On November 15, 2018, the Federal Energy Regulatory Commission (FERC) issued a rulemaking to revise its regulations relating to mergers or consolidations by a public utility. See Implementation of Amended Section 203(a)(1)(B) of the Federal Power Act, 165 FERC ¶ 61,091 (2018). These regulations would implement a law signed on September 28, 2018 establishing a $10 million threshold on transactions that will be subject to FERC’s review and authorization under section 203(a)(1)(B) of the Federal Power Act (FPA). Previously, there was no dollar value threshold for FERC review of public utility “merge or consolidate” transactions under FPA section 203(a)(1)(B). See 16 U.S.C. § 824b(a)(1)(B).
This amendment aligns FPA section 203(a)(1)(B) with the other three subsections of Section 203(a)(1), which only require FERC approval if the transaction at issue exceeds $10 million in value. Under the Energy Policy Act of 2005, Congress eliminated a specific value threshold for utility merger approvals while also increasing the threshold from $50,000 to $10 million for other types of sales and purchases requiring FERC approval. Because the FPA was silent regarding a value threshold for utility merger approvals, FERC had interpreted its authority to extend to all utility mergers, regardless of the value of the facilities. This resulted in application to FERC related to transactions involving assets of relatively low value (including some as low as $1).
Specifically, FERC’s proposal revises its regulations to establish that a public utility must seek authorization under amended FPA section 203(a)(1)(B) to merge or consolidate, directly or indirectly, its facilities subject to FERC’s jurisdiction, or any part thereof, with the facilities of any other person that are subject to FERC’s jurisdiction and have a value in excess of $10 million. FERC clarified in its rulemaking that it interprets this amendment by Congress to FPA section 203(a)(1)(B) as establishing a $10 million threshold, but not removing FERC’s jurisdiction to review transactions with a higher value that involve a public utility’s acquisition of facilities from non-public utilities if those facilities will be subject to FERC’s jurisdiction after the transaction is consummated.
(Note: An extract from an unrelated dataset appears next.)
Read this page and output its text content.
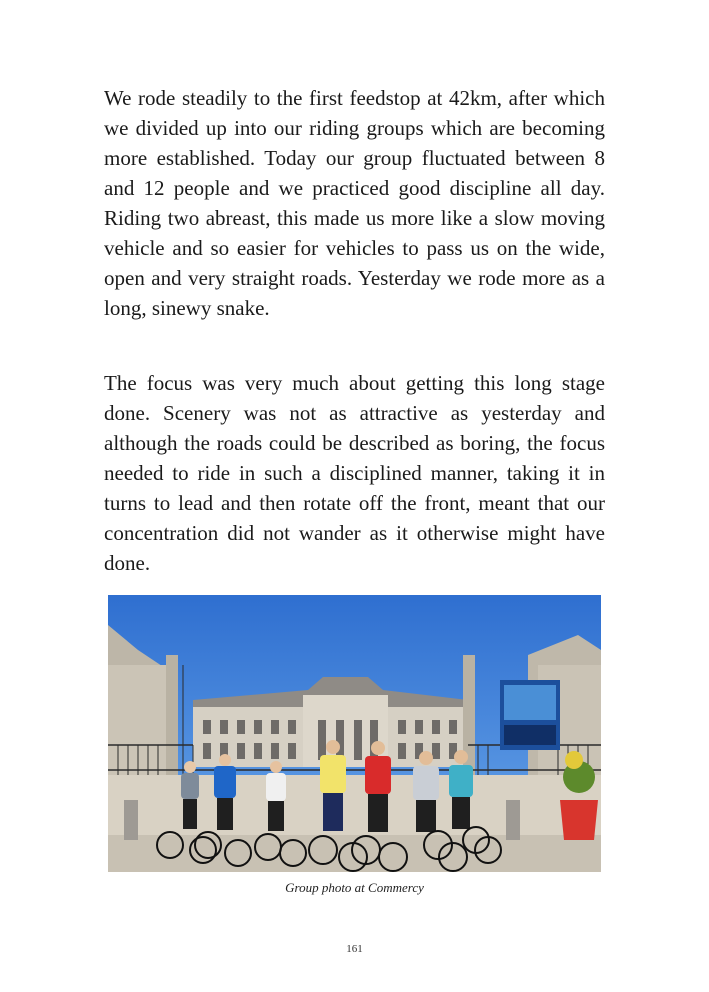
We rode steadily to the first feedstop at 42km, after which we divided up into our riding groups which are becoming more established. Today our group fluctuated between 8 and 12 people and we practiced good discipline all day. Riding two abreast, this made us more like a slow moving vehicle and so easier for vehicles to pass us on the wide, open and very straight roads. Yesterday we rode more as a long, sinewy snake.

The focus was very much about getting this long stage done. Scenery was not as attractive as yesterday and although the roads could be described as boring, the focus needed to ride in such a disciplined manner, taking it in turns to lead and then rotate off the front, meant that our concentration did not wander as it otherwise might have done.

Group photo at Commercy
161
FERC’s regulations specify how the value is calculated for purposes of determining the applicability of the $10 million threshold. For transactions between non-affiliated companies, FERC rebuttably presumes that the market value is the transaction price. For transactions between affiliated companies, value means original cost undepreciated, as defined in FERC’s Uniform System of Accounts for public utilities and licensees.
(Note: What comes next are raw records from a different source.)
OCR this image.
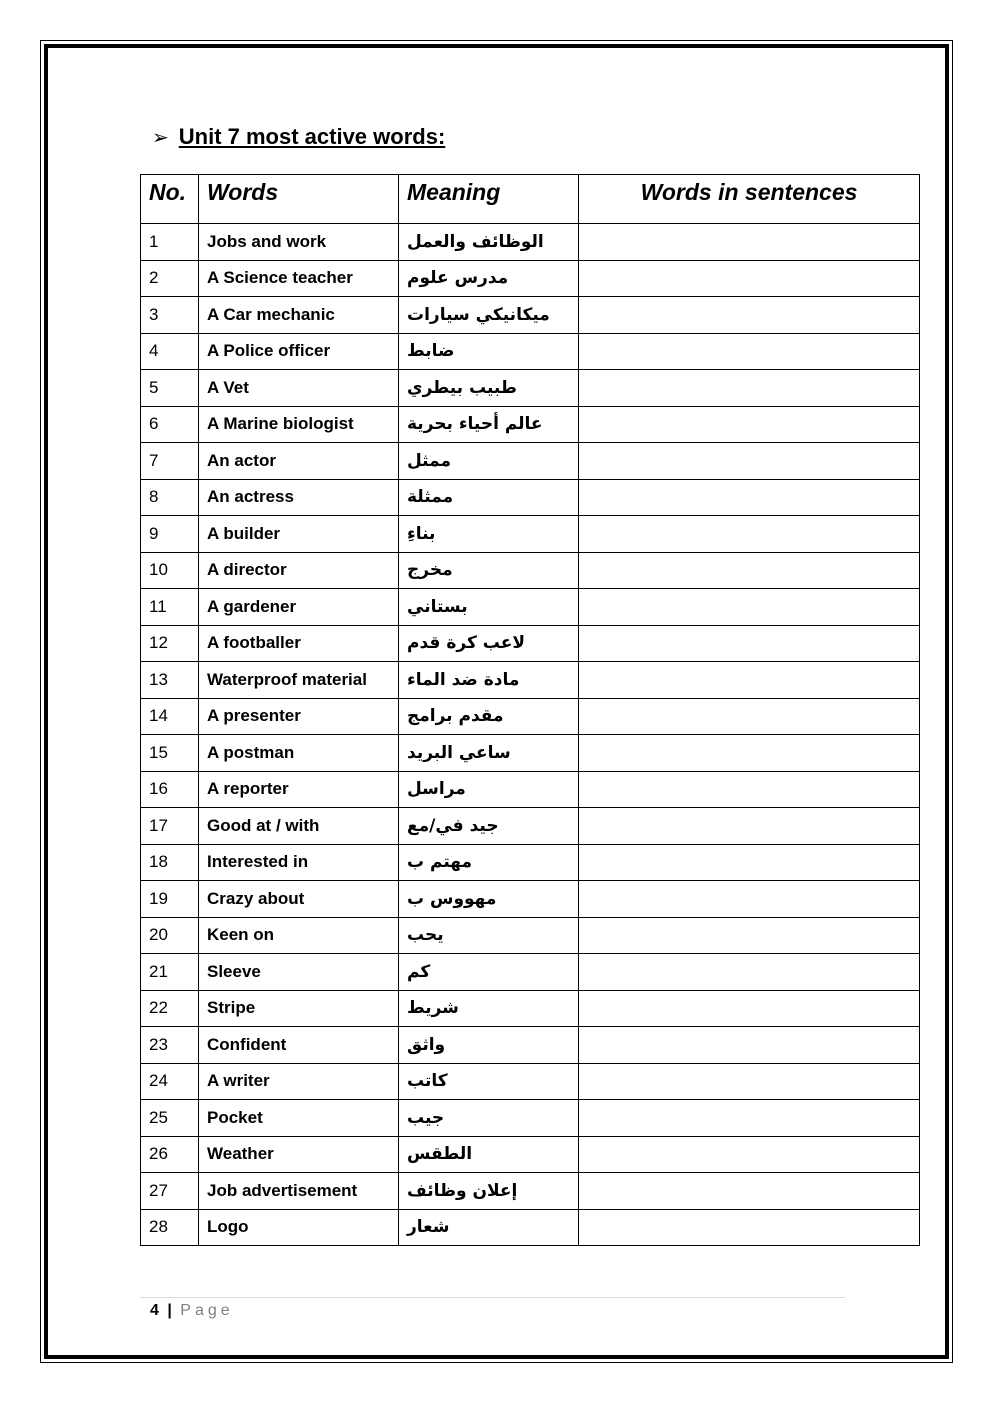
➢ Unit 7 most active words:
No.	Words	Meaning	Words in sentences
1	Jobs and work	الوظائف والعمل	
2	A Science teacher	مدرس علوم	
3	A Car mechanic	ميكانيكي سيارات	
4	A Police officer	ضابط	
5	A Vet	طبيب بيطري	
6	A Marine biologist	عالم أحياء بحرية	
7	An actor	ممثل	
8	An actress	ممثلة	
9	A builder	بناءِ	
10	A director	مخرج	
11	A gardener	بستاني	
12	A footballer	لاعب كرة قدم	
13	Waterproof material	مادة ضد الماء	
14	A presenter	مقدم برامج	
15	A postman	ساعي البريد	
16	A reporter	مراسل	
17	Good at / with	جيد في/مع	
18	Interested in	مهتم ب	
19	Crazy about	مهووس ب	
20	Keen on	يحب	
21	Sleeve	كم	
22	Stripe	شريط	
23	Confident	واثق	
24	A writer	كاتب	
25	Pocket	جيب	
26	Weather	الطقس	
27	Job advertisement	إعلان وظائف	
28	Logo	شعار	
4 | Page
In addition, FERC proposes to establish a 30-day post-closing notification requirement for mergers or consolidations by a public utility if the facilities to be acquired have a value in excess of $1 million and the public utility is not required to secure FERC authorization under amended section 203(a)(1)(B). Accordingly, utility mergers and consolidations valued greater than $1 million and up to $10 million will be subject to this new 30-day post-closing notification requirement, with the potential for follow-up questions by FERC to the extent deemed necessary.
FERC’s rulemaking is still pending, with limited comments filed in December 2018. Action in the rulemaking docket is anticipated prior to March 27, 2019, the date the law becomes effective.